ReplyDeletePrecious!
ReplyDeleteOhh.. no.. This is so beautiful and both happy and sad at the same time. I can sorta relate. My son is growing up into a "big boy" too fast, in my opinion! I wish I could just hit a pause button and savor every moment with him, but life seems to just keep on passing by so quickly... and then I'll look and he'll be 3 years old telling me he doesn't love me right now. *sigh*
ReplyDeleteI'm at a loss, this is so beautiful. And so are you and so is he.... awww, I'm practically a weepy mess over here!
ReplyDeleteOh gosh I plead with the wind too. This blew right thru my heart, thank you...
ReplyDeleteOh, I so get this. But it still hurts my heart when my girls have said they don't love me. Can't help it...You're a good mom to let it slide right off your back.
ReplyDeleteWow!! exactly my thoughts and feelings!!
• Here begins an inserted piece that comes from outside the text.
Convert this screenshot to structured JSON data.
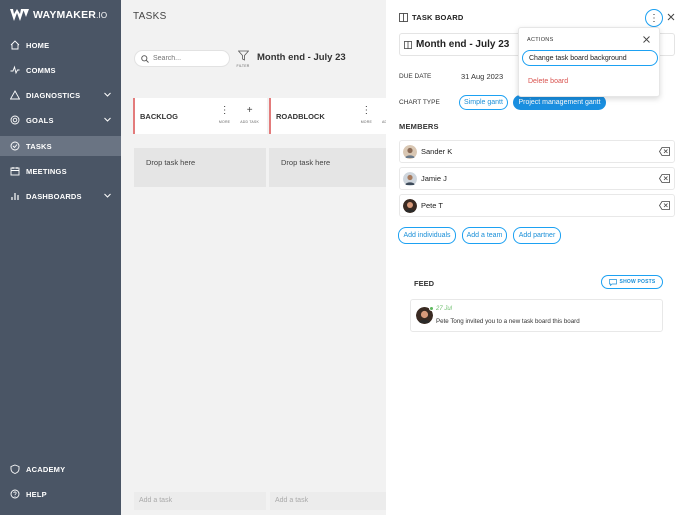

ReplyDeleteSo beautifully written. So wonderfully captured. As always.
ReplyDeletestephanie@metropolitanmama.net
ok this post made me cry. fyi. i have a little boy who's three and i feel exactly the same way, i've said it a thousand times. "He feels so much, so big, in this little body." I couldn't describe it better. What an intense wonderful age this is and I'm trying desperately to stop time. Thanks for describing it so beautifully.